Evaluation Metrics for Recommendation Systems

This video explores how one can evaluate recommender systems.

Evaluating a recommender system involves (1) If the right results are being recommended (2) Whether more relevant results are being recommended at the top/ first compared to less relevant results.

There are two popular types of recommender systems. Explicit Feedback recommender systems and implicit feedback recommender systems. The metrics used in these are slightly different.

Explicit Feedback Recommender Systems

These are systems where the user gives explicit feedback, usually in the form of a numeric rating for each recommendation.

An example is a movie recommendation system where a user could give a numeric rating in the form of the number of stars for each recommended movie.

Metrics used in Explicit Recommender Systems

For such a system, the metrics used could be pretty simular to that used in a standard regression problem since the target is really a score that you could be predicting, and the actual score is available to measure how good the prediction is.

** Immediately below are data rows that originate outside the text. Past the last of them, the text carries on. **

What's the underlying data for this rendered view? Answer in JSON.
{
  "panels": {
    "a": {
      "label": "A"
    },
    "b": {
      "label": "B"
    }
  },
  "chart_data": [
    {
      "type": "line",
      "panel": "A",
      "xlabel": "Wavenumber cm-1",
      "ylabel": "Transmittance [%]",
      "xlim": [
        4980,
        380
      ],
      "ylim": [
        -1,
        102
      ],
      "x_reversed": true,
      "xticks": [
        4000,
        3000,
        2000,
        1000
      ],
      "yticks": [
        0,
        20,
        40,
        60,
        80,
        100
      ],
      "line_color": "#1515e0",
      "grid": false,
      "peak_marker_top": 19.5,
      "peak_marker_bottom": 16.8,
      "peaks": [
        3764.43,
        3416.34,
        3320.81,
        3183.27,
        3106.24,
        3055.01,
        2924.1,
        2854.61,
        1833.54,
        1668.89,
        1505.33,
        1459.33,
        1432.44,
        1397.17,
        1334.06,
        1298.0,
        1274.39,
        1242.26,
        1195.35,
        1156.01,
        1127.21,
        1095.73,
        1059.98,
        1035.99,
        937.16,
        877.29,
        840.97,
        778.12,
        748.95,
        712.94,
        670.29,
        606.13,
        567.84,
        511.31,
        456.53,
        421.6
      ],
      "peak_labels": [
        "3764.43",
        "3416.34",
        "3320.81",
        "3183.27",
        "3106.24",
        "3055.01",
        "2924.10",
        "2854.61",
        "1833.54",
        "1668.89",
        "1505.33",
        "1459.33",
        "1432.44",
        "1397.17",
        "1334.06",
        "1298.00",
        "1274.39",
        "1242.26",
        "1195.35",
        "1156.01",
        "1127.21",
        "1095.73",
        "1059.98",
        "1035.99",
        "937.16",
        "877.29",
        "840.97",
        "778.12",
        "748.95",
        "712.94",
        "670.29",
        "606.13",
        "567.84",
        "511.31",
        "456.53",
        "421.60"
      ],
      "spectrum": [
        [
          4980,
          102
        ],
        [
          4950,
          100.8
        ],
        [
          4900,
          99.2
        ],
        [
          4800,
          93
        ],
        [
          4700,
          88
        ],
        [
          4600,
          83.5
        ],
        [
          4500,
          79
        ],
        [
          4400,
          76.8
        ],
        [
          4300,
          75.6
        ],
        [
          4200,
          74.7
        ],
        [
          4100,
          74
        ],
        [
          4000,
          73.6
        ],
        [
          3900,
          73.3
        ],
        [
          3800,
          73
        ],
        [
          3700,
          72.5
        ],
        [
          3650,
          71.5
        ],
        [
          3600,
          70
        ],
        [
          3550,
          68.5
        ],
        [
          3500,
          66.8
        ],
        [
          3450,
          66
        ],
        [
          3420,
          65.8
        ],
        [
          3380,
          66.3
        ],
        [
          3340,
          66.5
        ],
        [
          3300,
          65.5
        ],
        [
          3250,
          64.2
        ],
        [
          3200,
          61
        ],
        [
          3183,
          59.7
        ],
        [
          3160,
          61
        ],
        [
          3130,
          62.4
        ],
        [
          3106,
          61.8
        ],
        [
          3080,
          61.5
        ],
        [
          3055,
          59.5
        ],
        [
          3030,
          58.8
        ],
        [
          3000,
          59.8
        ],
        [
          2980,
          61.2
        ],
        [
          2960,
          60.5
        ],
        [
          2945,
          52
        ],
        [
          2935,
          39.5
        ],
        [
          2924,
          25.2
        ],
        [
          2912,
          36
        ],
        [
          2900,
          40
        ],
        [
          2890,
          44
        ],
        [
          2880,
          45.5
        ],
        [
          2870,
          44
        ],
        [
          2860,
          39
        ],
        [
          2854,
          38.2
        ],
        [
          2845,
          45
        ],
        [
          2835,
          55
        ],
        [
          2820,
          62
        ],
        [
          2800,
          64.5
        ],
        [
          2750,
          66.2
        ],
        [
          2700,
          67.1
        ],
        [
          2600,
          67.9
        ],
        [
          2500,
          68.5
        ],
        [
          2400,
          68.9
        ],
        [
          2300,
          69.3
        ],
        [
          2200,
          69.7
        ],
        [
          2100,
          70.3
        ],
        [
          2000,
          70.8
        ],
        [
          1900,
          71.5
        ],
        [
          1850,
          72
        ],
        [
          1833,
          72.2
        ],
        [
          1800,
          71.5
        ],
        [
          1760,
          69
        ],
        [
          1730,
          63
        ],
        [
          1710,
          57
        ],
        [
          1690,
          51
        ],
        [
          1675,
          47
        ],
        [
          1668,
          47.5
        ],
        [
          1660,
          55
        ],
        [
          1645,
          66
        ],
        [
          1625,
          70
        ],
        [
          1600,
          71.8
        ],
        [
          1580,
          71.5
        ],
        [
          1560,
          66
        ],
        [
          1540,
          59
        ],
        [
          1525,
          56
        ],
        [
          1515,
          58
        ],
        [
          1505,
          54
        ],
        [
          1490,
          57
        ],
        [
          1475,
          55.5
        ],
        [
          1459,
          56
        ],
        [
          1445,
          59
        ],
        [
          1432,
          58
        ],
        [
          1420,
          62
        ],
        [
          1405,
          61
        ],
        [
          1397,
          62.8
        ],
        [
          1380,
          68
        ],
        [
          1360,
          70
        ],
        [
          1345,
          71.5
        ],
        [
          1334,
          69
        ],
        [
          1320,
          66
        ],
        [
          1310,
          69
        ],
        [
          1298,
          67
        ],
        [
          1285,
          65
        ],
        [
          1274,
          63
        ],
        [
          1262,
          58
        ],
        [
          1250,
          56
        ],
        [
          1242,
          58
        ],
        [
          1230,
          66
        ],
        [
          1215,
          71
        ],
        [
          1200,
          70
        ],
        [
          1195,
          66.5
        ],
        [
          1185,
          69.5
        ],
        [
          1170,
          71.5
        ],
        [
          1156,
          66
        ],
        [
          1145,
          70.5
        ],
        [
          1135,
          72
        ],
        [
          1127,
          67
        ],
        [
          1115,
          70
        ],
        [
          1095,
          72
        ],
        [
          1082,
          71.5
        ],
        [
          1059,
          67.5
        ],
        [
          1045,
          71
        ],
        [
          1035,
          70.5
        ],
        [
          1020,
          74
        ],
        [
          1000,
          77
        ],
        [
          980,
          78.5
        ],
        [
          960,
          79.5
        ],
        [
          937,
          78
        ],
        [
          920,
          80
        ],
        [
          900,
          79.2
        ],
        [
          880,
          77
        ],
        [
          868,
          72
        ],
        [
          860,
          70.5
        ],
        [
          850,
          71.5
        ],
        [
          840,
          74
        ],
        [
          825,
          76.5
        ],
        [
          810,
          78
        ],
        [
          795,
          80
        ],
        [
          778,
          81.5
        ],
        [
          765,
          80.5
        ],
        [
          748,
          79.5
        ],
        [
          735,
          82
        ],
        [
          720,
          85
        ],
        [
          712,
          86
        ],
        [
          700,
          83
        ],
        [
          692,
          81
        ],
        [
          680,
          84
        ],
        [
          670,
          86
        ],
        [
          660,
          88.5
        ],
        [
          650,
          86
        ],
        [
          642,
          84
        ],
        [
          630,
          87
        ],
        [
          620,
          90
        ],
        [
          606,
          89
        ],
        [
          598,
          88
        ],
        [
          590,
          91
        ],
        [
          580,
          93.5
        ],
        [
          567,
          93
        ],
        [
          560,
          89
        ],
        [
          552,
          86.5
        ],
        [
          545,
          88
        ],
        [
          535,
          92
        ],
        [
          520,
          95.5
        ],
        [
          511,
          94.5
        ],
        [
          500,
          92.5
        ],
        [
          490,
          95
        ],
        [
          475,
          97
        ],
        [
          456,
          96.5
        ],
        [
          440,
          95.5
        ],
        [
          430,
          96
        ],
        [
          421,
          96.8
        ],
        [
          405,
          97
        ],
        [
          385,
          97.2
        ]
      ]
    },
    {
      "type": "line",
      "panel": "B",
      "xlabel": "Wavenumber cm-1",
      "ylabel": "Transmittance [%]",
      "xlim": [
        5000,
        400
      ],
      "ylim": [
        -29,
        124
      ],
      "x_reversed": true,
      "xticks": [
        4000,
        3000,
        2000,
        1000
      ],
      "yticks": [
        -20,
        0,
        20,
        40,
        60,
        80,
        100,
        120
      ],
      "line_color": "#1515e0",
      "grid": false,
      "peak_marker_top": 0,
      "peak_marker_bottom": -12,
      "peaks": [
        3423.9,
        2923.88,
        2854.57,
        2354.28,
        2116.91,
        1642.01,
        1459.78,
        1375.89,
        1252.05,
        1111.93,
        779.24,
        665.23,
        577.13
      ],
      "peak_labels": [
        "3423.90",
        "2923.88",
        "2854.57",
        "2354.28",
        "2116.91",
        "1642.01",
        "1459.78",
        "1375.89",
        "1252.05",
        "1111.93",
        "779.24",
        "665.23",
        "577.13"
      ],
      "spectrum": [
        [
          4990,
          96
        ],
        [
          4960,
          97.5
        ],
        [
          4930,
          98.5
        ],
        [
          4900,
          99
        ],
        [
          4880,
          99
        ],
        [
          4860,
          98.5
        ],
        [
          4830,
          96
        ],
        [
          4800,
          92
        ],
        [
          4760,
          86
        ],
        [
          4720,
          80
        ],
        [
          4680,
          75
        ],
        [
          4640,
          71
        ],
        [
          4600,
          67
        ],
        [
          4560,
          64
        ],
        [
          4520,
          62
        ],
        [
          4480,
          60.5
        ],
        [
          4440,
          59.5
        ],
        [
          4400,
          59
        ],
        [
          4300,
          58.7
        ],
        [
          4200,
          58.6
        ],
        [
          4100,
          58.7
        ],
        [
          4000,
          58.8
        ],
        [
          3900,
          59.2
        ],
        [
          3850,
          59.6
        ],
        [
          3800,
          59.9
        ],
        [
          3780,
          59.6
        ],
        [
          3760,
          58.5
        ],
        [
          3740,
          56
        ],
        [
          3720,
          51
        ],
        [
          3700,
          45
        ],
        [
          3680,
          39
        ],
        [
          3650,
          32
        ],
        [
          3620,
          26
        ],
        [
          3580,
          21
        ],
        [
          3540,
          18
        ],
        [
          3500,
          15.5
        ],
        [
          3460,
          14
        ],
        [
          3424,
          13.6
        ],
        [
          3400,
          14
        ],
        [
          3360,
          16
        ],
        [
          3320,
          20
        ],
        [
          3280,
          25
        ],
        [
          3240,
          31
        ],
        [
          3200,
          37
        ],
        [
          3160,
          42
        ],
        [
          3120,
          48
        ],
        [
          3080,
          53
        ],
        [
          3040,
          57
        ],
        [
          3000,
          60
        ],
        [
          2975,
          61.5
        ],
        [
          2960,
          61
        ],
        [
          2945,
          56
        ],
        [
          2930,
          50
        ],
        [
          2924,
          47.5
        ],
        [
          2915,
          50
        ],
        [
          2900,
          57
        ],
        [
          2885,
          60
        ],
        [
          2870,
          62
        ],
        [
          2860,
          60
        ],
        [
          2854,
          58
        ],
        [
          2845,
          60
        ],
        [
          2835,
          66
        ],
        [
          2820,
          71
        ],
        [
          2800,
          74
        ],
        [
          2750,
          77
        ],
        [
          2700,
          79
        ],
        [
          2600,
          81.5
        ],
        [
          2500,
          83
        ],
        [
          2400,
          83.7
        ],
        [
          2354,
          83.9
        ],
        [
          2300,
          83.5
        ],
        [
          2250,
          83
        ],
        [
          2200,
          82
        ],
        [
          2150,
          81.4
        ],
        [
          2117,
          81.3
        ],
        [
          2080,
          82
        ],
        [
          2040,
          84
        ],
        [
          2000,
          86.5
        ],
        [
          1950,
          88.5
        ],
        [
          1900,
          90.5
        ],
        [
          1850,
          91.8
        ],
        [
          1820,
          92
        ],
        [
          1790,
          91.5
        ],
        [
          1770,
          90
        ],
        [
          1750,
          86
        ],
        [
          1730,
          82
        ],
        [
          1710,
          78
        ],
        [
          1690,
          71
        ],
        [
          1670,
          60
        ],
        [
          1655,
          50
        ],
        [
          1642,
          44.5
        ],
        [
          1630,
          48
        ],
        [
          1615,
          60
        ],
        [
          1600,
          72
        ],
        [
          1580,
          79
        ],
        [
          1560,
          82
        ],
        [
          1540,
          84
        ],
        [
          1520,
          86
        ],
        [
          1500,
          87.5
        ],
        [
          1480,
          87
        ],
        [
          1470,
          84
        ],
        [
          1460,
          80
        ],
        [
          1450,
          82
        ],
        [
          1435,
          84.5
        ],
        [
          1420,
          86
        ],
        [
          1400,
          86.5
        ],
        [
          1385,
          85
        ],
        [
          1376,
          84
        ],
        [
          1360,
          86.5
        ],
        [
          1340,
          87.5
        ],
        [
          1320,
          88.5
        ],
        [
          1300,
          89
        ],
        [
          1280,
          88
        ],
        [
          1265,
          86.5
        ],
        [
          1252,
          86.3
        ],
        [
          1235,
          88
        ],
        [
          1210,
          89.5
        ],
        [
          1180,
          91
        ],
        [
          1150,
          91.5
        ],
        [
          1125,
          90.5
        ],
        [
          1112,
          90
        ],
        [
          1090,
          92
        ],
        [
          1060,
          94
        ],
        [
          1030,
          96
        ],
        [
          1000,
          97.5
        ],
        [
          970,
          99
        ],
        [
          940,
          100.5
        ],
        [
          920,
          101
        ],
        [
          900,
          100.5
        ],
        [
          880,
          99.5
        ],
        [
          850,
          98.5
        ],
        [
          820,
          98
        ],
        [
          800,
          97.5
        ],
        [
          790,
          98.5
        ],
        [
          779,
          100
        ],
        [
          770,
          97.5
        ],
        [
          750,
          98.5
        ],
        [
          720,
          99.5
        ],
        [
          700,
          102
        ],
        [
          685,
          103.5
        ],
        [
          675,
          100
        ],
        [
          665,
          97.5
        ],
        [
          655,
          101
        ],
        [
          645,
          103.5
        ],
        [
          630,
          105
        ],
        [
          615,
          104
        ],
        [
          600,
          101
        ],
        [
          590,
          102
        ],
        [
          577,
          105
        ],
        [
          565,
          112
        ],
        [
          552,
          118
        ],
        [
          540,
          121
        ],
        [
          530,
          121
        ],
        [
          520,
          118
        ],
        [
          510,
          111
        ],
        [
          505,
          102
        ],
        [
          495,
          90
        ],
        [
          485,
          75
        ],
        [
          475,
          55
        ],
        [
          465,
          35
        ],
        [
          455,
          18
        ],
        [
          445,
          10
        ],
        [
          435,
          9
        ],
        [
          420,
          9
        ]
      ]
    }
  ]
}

Mean Absolute Error: Mean over all data points, absolute value of difference between actual rating and predicted rating.
Root Mean Square Error: Square root of Mean over all data points, square of difference between the actual rating and predicted rating.
R2 score:

Implicit Feedback Recommender Systems

These are the more common form of recommendation systems where the user is shown a set of recommendations and there is no explicit feedback. Instead there is implicit feedback in the form of user clicking the item, or adding it to cart and so on.

For instance, when you see a set of related products on an ecommerce website, you are not likely asked for a rating on the quality of the recommendation! Rather, you would probably click on one or more of the products if you like them. And if you click on one of the first few products, that shows that the recommender also managed to get its order right, in addition to showing a relevant product.

Metrics used in Implicit Recommender systems

Since the implicit feedback available is usually binary – in the form of “yes the item is relevant” or “no the item is not relevant”, metrics are simimar to that for classification algorithms.

Precision: Of all recommended items, how many are relevant ?
Recall : Of all relevant items, how many made it into the recommendations?
Precision@K: Of the top K recommended items, how many are relevant?
Recall@K: Of all the relevant items, how many made it into the top K recommendations.
Mean Average Precision (MAP): If there are K items recommended, precision@k averaged from k=1…K averaged over all data points.
Mean Average Recall (MAR): If there are K items recommended, recall@k averaged from k=1…K averaged over all data points.

For recommeders with Single Correct Response

There are situations where a single correct response makes sense. For instance, suppose you are scanning a product to identify it from a catalouge for billing, there is only one correct match from the items recommended based on the scan.

Mean Reciprocal Rank or Mean Percentile Rank

In such a case, the popular metric used is the mean reciprocal rankor the mean percentile rank. This metric involves computing the reciprocal of the rank of the correct item from the list of recommendations. If the correct item is at the top, it leads to a rank of 1 and keeps degrading as the correct item appears lower in the list of recommendations.